The authorities are also discussing the introduction of marginal gas prices within the European market. According to the agency, the European Commission is seriously considering the possibility of intervention in the European gas market in order to reduce price pressure and discourage speculators from cashing in on the deficit. As one of the measures, the European Commission proposes to abandon the electronic market and the generally recognized exchange benchmark (benchmark) - we are talking about pricing at the main European gas hub in the Netherlands, according to the mechanism for transferring ownership rights (Dutch Title Transfer Facility, TTF).
For some time, the European Commission wants to abandon the market mechanism in favor of directive pricing through financial oversight.
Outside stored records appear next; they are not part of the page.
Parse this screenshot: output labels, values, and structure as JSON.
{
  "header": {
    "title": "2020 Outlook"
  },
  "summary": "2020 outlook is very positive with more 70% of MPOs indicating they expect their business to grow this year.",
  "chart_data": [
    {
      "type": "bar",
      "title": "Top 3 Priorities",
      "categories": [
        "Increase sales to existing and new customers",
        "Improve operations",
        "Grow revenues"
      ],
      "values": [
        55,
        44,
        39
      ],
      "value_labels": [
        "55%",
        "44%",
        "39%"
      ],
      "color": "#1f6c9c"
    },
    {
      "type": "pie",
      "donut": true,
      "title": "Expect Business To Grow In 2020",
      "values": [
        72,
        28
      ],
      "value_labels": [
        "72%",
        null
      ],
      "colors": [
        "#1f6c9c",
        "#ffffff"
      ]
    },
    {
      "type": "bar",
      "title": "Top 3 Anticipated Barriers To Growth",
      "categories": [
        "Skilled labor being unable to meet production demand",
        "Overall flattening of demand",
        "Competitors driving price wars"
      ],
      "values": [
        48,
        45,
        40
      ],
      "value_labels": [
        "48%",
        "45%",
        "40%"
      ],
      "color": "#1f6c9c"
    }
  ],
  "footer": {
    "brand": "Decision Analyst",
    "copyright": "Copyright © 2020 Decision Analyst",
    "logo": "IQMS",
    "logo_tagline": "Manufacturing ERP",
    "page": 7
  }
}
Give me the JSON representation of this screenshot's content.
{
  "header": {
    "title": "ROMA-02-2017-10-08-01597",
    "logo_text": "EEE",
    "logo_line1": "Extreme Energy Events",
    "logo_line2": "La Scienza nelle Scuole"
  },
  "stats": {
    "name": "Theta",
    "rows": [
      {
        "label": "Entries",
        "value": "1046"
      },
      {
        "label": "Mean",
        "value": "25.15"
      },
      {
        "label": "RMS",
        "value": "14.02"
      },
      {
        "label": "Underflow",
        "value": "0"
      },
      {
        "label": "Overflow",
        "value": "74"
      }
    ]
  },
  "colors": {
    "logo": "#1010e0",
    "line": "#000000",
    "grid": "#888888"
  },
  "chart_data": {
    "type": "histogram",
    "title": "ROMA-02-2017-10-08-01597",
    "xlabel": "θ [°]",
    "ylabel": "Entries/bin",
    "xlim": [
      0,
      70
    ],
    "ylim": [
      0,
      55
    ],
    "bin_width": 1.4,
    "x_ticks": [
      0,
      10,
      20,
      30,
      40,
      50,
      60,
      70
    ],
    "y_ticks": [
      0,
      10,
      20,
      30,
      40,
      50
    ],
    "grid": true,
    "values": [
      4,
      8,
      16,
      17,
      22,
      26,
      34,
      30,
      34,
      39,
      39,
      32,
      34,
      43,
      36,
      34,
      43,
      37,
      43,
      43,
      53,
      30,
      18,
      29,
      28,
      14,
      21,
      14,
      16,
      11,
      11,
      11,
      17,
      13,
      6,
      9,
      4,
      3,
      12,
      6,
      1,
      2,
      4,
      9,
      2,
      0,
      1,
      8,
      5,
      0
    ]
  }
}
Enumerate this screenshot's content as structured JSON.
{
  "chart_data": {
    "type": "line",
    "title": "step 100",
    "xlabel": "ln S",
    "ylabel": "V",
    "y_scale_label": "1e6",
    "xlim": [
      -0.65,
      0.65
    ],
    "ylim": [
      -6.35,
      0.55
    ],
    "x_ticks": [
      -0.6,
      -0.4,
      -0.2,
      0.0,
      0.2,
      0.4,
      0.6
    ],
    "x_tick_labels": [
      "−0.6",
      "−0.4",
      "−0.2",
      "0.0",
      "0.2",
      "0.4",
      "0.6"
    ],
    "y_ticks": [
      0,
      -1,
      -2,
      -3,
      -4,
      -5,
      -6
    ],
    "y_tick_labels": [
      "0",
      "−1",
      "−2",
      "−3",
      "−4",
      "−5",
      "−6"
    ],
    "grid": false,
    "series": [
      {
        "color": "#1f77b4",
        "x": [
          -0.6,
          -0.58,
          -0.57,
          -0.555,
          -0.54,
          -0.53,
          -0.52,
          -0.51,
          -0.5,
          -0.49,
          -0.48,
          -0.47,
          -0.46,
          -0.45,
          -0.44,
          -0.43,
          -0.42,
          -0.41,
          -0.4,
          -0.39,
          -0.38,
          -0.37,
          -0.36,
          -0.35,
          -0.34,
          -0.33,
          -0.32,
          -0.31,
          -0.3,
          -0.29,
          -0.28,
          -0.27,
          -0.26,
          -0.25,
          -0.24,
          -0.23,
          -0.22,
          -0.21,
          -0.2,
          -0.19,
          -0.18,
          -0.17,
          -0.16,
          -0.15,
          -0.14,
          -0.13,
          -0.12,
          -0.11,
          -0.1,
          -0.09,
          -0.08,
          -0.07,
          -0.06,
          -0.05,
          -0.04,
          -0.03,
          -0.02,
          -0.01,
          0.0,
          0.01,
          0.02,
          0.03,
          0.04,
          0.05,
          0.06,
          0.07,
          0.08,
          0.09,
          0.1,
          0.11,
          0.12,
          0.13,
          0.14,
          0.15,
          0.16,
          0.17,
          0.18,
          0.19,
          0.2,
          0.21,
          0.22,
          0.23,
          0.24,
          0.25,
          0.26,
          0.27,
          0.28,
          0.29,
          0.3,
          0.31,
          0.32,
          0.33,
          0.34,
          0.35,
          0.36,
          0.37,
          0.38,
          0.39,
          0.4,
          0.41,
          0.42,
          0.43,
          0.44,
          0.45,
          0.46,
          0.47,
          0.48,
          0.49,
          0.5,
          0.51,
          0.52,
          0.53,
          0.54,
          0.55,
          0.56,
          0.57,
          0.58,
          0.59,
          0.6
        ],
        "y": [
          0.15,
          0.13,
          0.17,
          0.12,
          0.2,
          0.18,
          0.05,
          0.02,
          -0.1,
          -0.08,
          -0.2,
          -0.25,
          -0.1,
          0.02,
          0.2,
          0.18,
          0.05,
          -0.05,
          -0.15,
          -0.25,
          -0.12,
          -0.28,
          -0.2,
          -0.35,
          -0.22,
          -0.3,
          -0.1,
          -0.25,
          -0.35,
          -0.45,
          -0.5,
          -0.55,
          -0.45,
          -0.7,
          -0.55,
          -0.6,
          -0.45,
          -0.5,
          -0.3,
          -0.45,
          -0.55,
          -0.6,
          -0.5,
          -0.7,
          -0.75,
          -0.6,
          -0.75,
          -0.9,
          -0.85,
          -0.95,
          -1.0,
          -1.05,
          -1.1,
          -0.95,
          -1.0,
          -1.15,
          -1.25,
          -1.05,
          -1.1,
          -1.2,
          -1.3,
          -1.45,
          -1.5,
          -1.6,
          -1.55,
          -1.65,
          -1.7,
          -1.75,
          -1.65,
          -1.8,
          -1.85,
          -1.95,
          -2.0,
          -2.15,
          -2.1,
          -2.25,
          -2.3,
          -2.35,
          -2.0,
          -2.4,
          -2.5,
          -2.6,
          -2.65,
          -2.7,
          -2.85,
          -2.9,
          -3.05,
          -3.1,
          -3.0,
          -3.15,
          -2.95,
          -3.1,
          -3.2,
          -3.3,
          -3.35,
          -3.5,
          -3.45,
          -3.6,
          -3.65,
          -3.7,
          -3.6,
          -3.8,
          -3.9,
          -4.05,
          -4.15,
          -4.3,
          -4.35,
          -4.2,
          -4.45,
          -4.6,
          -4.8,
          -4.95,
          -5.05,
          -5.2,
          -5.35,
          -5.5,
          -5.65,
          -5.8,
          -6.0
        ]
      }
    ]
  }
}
Authorities are concerned that the TTF has ceased to be a credible benchmark for long-term contracts due to speculators driving up gas prices amid unstable liquefied natural gas (LNG) supplies.
“The price premium between the TTF and the European Ship LNG Supply Index has increased significantly, raising questions about its representativeness as an index for linking contracts throughout the EU,” the agency quoted from a document that will be discussed at a meeting of representatives of all EU members on Friday. .
The EU authorities call the creation of a separate trading platform for LNG supplies one of the options for solving the problem. They believe that a separate exchange could reduce the pressure on the gas market of speculators who are taking advantage of the difficult situation caused by the collapse in gas supplies from Russia. Another option that the authorities are considering in the event of supply disruptions is directive binding of TTF to the Asian market using the JKM (Japan/Korea marker), which determines the cost of LNG. Linking to Asia would help to level the "bottlenecks" of the European market and make the Asian LNG market temporarily global.
In addition to reducing the consequences for the European gas market, the EU hopes that such measures will additionally hit Russia's gas revenues. The introduction of the price ceiling mechanism should create such conditions that if Russia refuses to supply gas, it would “feel worse” than if supplies were maintained, but within the framework of European restrictions, one of the agency’s sources notes.
The European energy market in 2022 faced record pressure due to the collapse in gas supplies from Russia. Fuel prices rose to multi-year highs, which further accelerated electricity and heating prices. European businesses and households are forced to switch to austerity, some enterprises have already closed or reduced production due to unprofitability. As part of preparations for the heating season, the EU has already fulfilled the directive to fill gas storage facilities by 85%. The Russian side claims that it will not increase gas supplies to Europe until Europe lifts sanctions.